History

"The Sainsbury Centre for Mental Health has over the past 20 years become the leading provider of research and training in mental health. To say the charity is widely respected would be a huge understatement."

David Brindle, The Guardian, March 2006

Centre for Mental Health began in March 1985 as the National Unit for Psychiatric Research and Development (NUPRD). It was founded by the Gatsby Charitable Foundation, an independent grant-making trust set up by Lord Sainsbury of Turville to 'advance education and learning in the science and practise of mental health care, to promote research into mental health and publish the useful results and to assist the provision of mental health care for those in need of it'. The aim was for NUPRD to tackle these issues by working in a different way to other organisations.

NUPRD was staffed by a small group of people working in an office at Lewisham Hospital. After 1989 it became known as Research and Development for Psychiatry (RDP) and then moved into the current offices on Borough High Street.

In February 1992, we became Sainsbury Centre for Mental Health. Sainsbury Centre was at the centre of developing and helping to implement the National Service Framework for Mental Health (see Key Work).

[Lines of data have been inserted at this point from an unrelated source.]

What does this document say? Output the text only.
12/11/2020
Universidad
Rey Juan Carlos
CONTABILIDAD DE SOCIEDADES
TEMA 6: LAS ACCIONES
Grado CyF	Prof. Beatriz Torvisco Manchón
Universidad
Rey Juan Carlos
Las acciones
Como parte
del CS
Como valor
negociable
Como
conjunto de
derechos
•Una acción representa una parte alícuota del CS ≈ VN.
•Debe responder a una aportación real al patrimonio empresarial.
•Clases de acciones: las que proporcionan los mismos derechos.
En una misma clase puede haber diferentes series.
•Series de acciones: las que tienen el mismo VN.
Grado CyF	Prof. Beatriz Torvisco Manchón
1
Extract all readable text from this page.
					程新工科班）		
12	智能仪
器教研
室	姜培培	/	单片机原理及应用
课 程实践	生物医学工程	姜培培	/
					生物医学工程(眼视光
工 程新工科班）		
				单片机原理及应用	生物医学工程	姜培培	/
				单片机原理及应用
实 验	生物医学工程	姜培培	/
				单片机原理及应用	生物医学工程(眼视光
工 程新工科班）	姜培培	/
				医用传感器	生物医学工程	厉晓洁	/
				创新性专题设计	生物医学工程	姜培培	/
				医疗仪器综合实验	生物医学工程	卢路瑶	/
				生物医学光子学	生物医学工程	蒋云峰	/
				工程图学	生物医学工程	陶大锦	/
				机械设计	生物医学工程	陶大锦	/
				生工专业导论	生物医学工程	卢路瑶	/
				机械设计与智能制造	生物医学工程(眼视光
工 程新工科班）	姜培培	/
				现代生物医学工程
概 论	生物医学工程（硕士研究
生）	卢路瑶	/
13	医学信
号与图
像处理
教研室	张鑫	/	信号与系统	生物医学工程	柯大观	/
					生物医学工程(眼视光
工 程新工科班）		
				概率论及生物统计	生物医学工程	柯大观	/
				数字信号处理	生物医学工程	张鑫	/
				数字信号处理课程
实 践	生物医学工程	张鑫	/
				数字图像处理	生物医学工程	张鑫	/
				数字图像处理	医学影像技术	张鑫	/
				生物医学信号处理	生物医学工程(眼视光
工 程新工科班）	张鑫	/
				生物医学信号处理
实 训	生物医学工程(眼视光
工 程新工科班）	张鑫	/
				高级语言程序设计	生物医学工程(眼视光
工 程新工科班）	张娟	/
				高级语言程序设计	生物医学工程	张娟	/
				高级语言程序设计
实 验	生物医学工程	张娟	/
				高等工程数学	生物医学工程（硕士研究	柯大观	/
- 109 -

From 2006, we changed our work to focus on mental health and employment, in which we already had an established programme, and a new area of work on mental health and the criminal justice system. In 2007, we launched a new look and logo (the green that I hope you are now familiar with) to accompany this change in our focus.

The Gatsby Charitable Foundation provided the Centre's core funding each year from 1985. But in 2009 it announced that it would be spending out its funds in following few years, and its annual grant to us would cease in 2010. It has now done so, and we have made plans for new working arrangements for the future, for which Gatsby has provided a final grant.

Since July 2010, we have been known as Centre for Mental Health.